I haven’t read much by Australian writers, so when I noticed that Jane Harper seemed popular, I thought I’d give her a try. The Survivors is set in Tasmania, and I am attracted to books set on islands.
Kieran Elliott hasn’t returned to his small home town for 12 years, not since the storm. But his father has Alzheimer’s and his mother is trying to move them, so he has brought his partner Mia and their baby daughter back to the beach town in Tasmania to help with the move.
It is late in the season, and most of the summer people have gone home. One of Kieran’s high school friends, Olivia, has had a house mate for the summer, Bronte, and Olivia is glad that Bronte will soon be leaving, because there has been friction. Bronte has been working late at the local bar and restaurant, and after Kieran was there late with his friends, Bronte is found dead on the beach.
The storm years ago has been an elephant in the room, but it’s not until about page 75 that we find out Kieran had been in some sea caves that day and came out too late for the storm rise. His older brother Finn and Finn’s partner lost their lives in the storm trying to rescue Kieran. Some townspeople blame him for their deaths, including his own father.
Although this incident would appear to have nothing to do with Bronte’s death, we don’t learn until about page 120, as if it’s not important, that a girl disappeared on the day of the storm, Gabby, Olivia’s 14-year-old sister. When her backpack appeared in the surf, the police assumed she had drowned in the unprecedented storm surge.
Of course, Bronte’s death is related to Gabby’s disappearance.

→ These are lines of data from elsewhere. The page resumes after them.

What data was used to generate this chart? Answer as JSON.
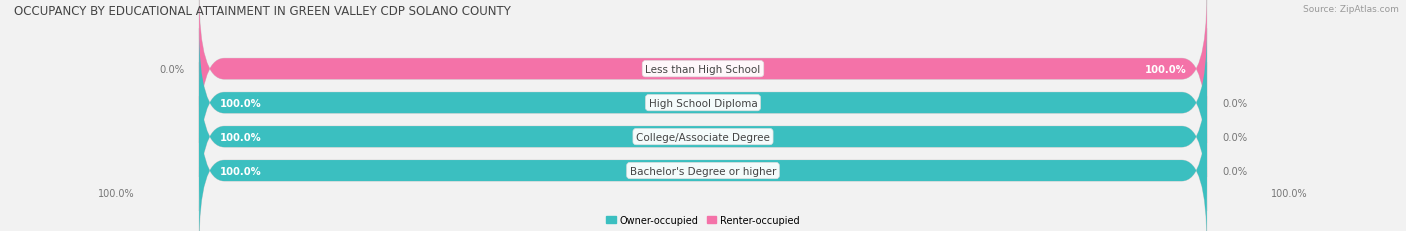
{
  "title": "OCCUPANCY BY EDUCATIONAL ATTAINMENT IN GREEN VALLEY CDP SOLANO COUNTY",
  "source": "Source: ZipAtlas.com",
  "categories": [
    "Less than High School",
    "High School Diploma",
    "College/Associate Degree",
    "Bachelor's Degree or higher"
  ],
  "owner_values": [
    0.0,
    100.0,
    100.0,
    100.0
  ],
  "renter_values": [
    100.0,
    0.0,
    0.0,
    0.0
  ],
  "owner_color": "#3bbfc0",
  "renter_color": "#f472a8",
  "bg_color": "#f2f2f2",
  "bar_bg_color": "#e2e2e2",
  "fig_width": 14.06,
  "fig_height": 2.32,
  "title_fontsize": 8.5,
  "bar_label_fontsize": 7.2,
  "cat_label_fontsize": 7.5,
  "tick_fontsize": 7.0,
  "source_fontsize": 6.5
}
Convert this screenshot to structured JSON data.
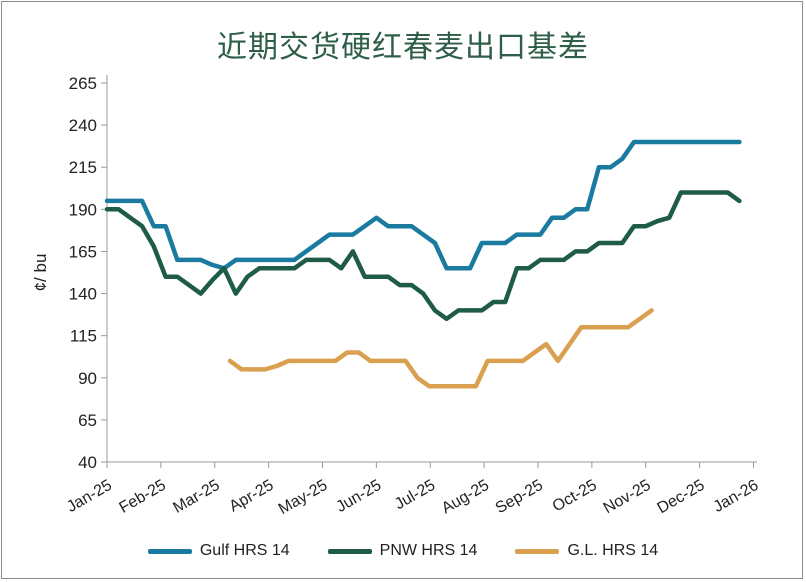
{
  "chart_data": {
    "type": "line",
    "title": "近期交货硬红春麦出口基差",
    "ylabel": "¢/ bu",
    "xlabel": "",
    "ylim": [
      40,
      265
    ],
    "yticks": [
      40,
      65,
      90,
      115,
      140,
      165,
      190,
      215,
      240,
      265
    ],
    "categories": [
      "Jan-25",
      "Feb-25",
      "Mar-25",
      "Apr-25",
      "May-25",
      "Jun-25",
      "Jul-25",
      "Aug-25",
      "Sep-25",
      "Oct-25",
      "Nov-25",
      "Dec-25",
      "Jan-26"
    ],
    "x_unit": "weeks since Jan-25",
    "series": [
      {
        "name": "Gulf HRS 14",
        "color": "#1a7aa0",
        "points": [
          [
            0,
            195
          ],
          [
            1,
            195
          ],
          [
            2,
            195
          ],
          [
            3,
            195
          ],
          [
            4,
            180
          ],
          [
            5,
            180
          ],
          [
            6,
            160
          ],
          [
            7,
            160
          ],
          [
            8,
            160
          ],
          [
            9,
            157
          ],
          [
            10,
            155
          ],
          [
            11,
            160
          ],
          [
            12,
            160
          ],
          [
            13,
            160
          ],
          [
            14,
            160
          ],
          [
            15,
            160
          ],
          [
            16,
            160
          ],
          [
            17,
            165
          ],
          [
            18,
            170
          ],
          [
            19,
            175
          ],
          [
            20,
            175
          ],
          [
            21,
            175
          ],
          [
            22,
            180
          ],
          [
            23,
            185
          ],
          [
            24,
            180
          ],
          [
            25,
            180
          ],
          [
            26,
            180
          ],
          [
            27,
            175
          ],
          [
            28,
            170
          ],
          [
            29,
            155
          ],
          [
            30,
            155
          ],
          [
            31,
            155
          ],
          [
            32,
            170
          ],
          [
            33,
            170
          ],
          [
            34,
            170
          ],
          [
            35,
            175
          ],
          [
            36,
            175
          ],
          [
            37,
            175
          ],
          [
            38,
            185
          ],
          [
            39,
            185
          ],
          [
            40,
            190
          ],
          [
            41,
            190
          ],
          [
            42,
            215
          ],
          [
            43,
            215
          ],
          [
            44,
            220
          ],
          [
            45,
            230
          ],
          [
            46,
            230
          ],
          [
            47,
            230
          ],
          [
            48,
            230
          ],
          [
            49,
            230
          ],
          [
            50,
            230
          ],
          [
            51,
            230
          ],
          [
            52,
            230
          ],
          [
            53,
            230
          ],
          [
            54,
            230
          ]
        ]
      },
      {
        "name": "PNW HRS 14",
        "color": "#1f5c45",
        "points": [
          [
            0,
            190
          ],
          [
            1,
            190
          ],
          [
            2,
            185
          ],
          [
            3,
            180
          ],
          [
            4,
            168
          ],
          [
            5,
            150
          ],
          [
            6,
            150
          ],
          [
            7,
            145
          ],
          [
            8,
            140
          ],
          [
            9,
            148
          ],
          [
            10,
            155
          ],
          [
            11,
            140
          ],
          [
            12,
            150
          ],
          [
            13,
            155
          ],
          [
            14,
            155
          ],
          [
            15,
            155
          ],
          [
            16,
            155
          ],
          [
            17,
            160
          ],
          [
            18,
            160
          ],
          [
            19,
            160
          ],
          [
            20,
            155
          ],
          [
            21,
            165
          ],
          [
            22,
            150
          ],
          [
            23,
            150
          ],
          [
            24,
            150
          ],
          [
            25,
            145
          ],
          [
            26,
            145
          ],
          [
            27,
            140
          ],
          [
            28,
            130
          ],
          [
            29,
            125
          ],
          [
            30,
            130
          ],
          [
            31,
            130
          ],
          [
            32,
            130
          ],
          [
            33,
            135
          ],
          [
            34,
            135
          ],
          [
            35,
            155
          ],
          [
            36,
            155
          ],
          [
            37,
            160
          ],
          [
            38,
            160
          ],
          [
            39,
            160
          ],
          [
            40,
            165
          ],
          [
            41,
            165
          ],
          [
            42,
            170
          ],
          [
            43,
            170
          ],
          [
            44,
            170
          ],
          [
            45,
            180
          ],
          [
            46,
            180
          ],
          [
            47,
            183
          ],
          [
            48,
            185
          ],
          [
            49,
            200
          ],
          [
            50,
            200
          ],
          [
            51,
            200
          ],
          [
            52,
            200
          ],
          [
            53,
            200
          ],
          [
            54,
            195
          ]
        ]
      },
      {
        "name": "G.L. HRS 14",
        "color": "#d9a050",
        "points": [
          [
            10.5,
            100
          ],
          [
            11.5,
            95
          ],
          [
            12.5,
            95
          ],
          [
            13.5,
            95
          ],
          [
            14.5,
            97
          ],
          [
            15.5,
            100
          ],
          [
            16.5,
            100
          ],
          [
            17.5,
            100
          ],
          [
            18.5,
            100
          ],
          [
            19.5,
            100
          ],
          [
            20.5,
            105
          ],
          [
            21.5,
            105
          ],
          [
            22.5,
            100
          ],
          [
            23.5,
            100
          ],
          [
            24.5,
            100
          ],
          [
            25.5,
            100
          ],
          [
            26.5,
            90
          ],
          [
            27.5,
            85
          ],
          [
            28.5,
            85
          ],
          [
            29.5,
            85
          ],
          [
            30.5,
            85
          ],
          [
            31.5,
            85
          ],
          [
            32.5,
            100
          ],
          [
            33.5,
            100
          ],
          [
            34.5,
            100
          ],
          [
            35.5,
            100
          ],
          [
            36.5,
            105
          ],
          [
            37.5,
            110
          ],
          [
            38.5,
            100
          ],
          [
            39.5,
            110
          ],
          [
            40.5,
            120
          ],
          [
            41.5,
            120
          ],
          [
            42.5,
            120
          ],
          [
            43.5,
            120
          ],
          [
            44.5,
            120
          ],
          [
            45.5,
            125
          ],
          [
            46.5,
            130
          ]
        ]
      }
    ],
    "grid": false,
    "legend_position": "bottom"
  }
}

I found a few things about the novel a little irritating. One is slight—that Harper remarks on the physical fitness of practically every male character. Maybe this is an Australian thing or maybe it’s supposed to reflect Kieran’s profession as a physiotherapist, but it seemed silly and unnecessary. Then there is a continuity problem—if Kieran’s rescuers died, how did he get rescued? There is no explanation of that. It also bothered me that Harper took so long to tell us what happened during the storm, as that delay didn’t seem to serve a purpose, and even more so that Gabby’s disappearance was treated like an afterthought.
Things get going slowly, but they seemed to be building to a satisfying and exciting conclusion, but no. Without giving away the ending, let me just say that the promised thriller ending sort of fizzles out. That being said, there are some interesting developments at the end of the novel, causing it to improve considerably.
I don’t mean to give this novel a bad review. It was interesting enough to keep me engaged; there are just ways in which it doesn’t quite deliver.